Individuals vary widely in their patterns of alcohol use, and researchers have long been interested in identifying individual difference criteria that reveal those at risk to develop alcohol-related problems (Sher, Grekin, & Williams, 2005). In the search to identify predictors of alcohol-abuse susceptibility, few individual difference criteria have demonstrated as powerful a relationship with problematic drinking as has gender. Men show dramatically higher rates of alcohol-related problems than do women.

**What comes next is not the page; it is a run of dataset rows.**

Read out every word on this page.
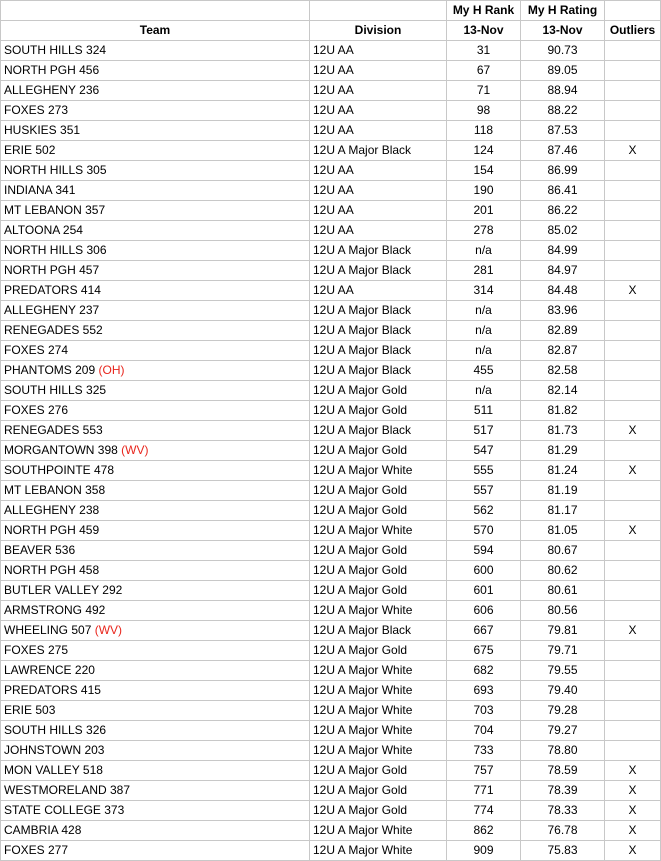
		My H Rank	My H Rating	
Team	Division	13-Nov	13-Nov	Outliers
SOUTH HILLS 324	12U AA	31	90.73	
NORTH PGH 456	12U AA	67	89.05	
ALLEGHENY 236	12U AA	71	88.94	
FOXES 273	12U AA	98	88.22	
HUSKIES 351	12U AA	118	87.53	
ERIE 502	12U A Major Black	124	87.46	X
NORTH HILLS 305	12U AA	154	86.99	
INDIANA 341	12U AA	190	86.41	
MT LEBANON 357	12U AA	201	86.22	
ALTOONA 254	12U AA	278	85.02	
NORTH HILLS 306	12U A Major Black	n/a	84.99	
NORTH PGH 457	12U A Major Black	281	84.97	
PREDATORS 414	12U AA	314	84.48	X
ALLEGHENY 237	12U A Major Black	n/a	83.96	
RENEGADES 552	12U A Major Black	n/a	82.89	
FOXES 274	12U A Major Black	n/a	82.87	
PHANTOMS 209 (OH)	12U A Major Black	455	82.58	
SOUTH HILLS 325	12U A Major Gold	n/a	82.14	
FOXES 276	12U A Major Gold	511	81.82	
RENEGADES 553	12U A Major Black	517	81.73	X
MORGANTOWN 398 (WV)	12U A Major Gold	547	81.29	
SOUTHPOINTE 478	12U A Major White	555	81.24	X
MT LEBANON 358	12U A Major Gold	557	81.19	
ALLEGHENY 238	12U A Major Gold	562	81.17	
NORTH PGH 459	12U A Major White	570	81.05	X
BEAVER 536	12U A Major Gold	594	80.67	
NORTH PGH 458	12U A Major Gold	600	80.62	
BUTLER VALLEY 292	12U A Major Gold	601	80.61	
ARMSTRONG 492	12U A Major White	606	80.56	
WHEELING 507 (WV)	12U A Major Black	667	79.81	X
FOXES 275	12U A Major Gold	675	79.71	
LAWRENCE 220	12U A Major White	682	79.55	
PREDATORS 415	12U A Major White	693	79.40	
ERIE 503	12U A Major White	703	79.28	
SOUTH HILLS 326	12U A Major White	704	79.27	
JOHNSTOWN 203	12U A Major White	733	78.80	
MON VALLEY 518	12U A Major Gold	757	78.59	X
WESTMORELAND 387	12U A Major Gold	771	78.39	X
STATE COLLEGE 373	12U A Major Gold	774	78.33	X
CAMBRIA 428	12U A Major White	862	76.78	X
FOXES 277	12U A Major White	909	75.83	X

Men are 50% more likely than women to binge drink and twice as likely to report symptoms of alcohol abuse and dependence (Substance Abuse and Mental Health Services Administration, 2012).
A long-standing hypothesis among alcohol researchers is that gender differences in susceptibility to alcohol-use disorder may be traced to gender differences in alcohol-reward sensitivity (Nolen-Hoeksema, 2004). According to this hypothesis, men would be expected to experience more subjective reinforcement from drinking alcohol than would women (Sher, 1987; Wilson, 1988). Importantly, laboratory-based studies that have investigated gender differences in alcohol-related reinforcement have not produced consistent findings. Although a handful of alcohol-administration studies have reported significant gender differences (Dougherty, Bjork, & Bennett, 1998; Mills & Bisgrove, 1983; Niaura, Nathan, Frankenstein, Shapiro, & Brick, 1987), many studies have not shown significant differences across gender in response to alcohol consumption (e.g., Breslin, Mayward, & Baum, 1994; Josephs & Steele, 1990; Levenson, Oyama, & Meek, 1987; Mulvihill, Skilling, & Vogel-Sprott, 1997; Sayette, Breslin, Wilson, & Rosenblum, 1994; Sayette, Martin, Perrott, Wertz, & Hufford, 2001; Steele & Josephs, 1988). A variety of methodological factors may have contributed to these inconsistent findings, including lack of statistical power in many studies and a tendency to focus on self-report measures of mood.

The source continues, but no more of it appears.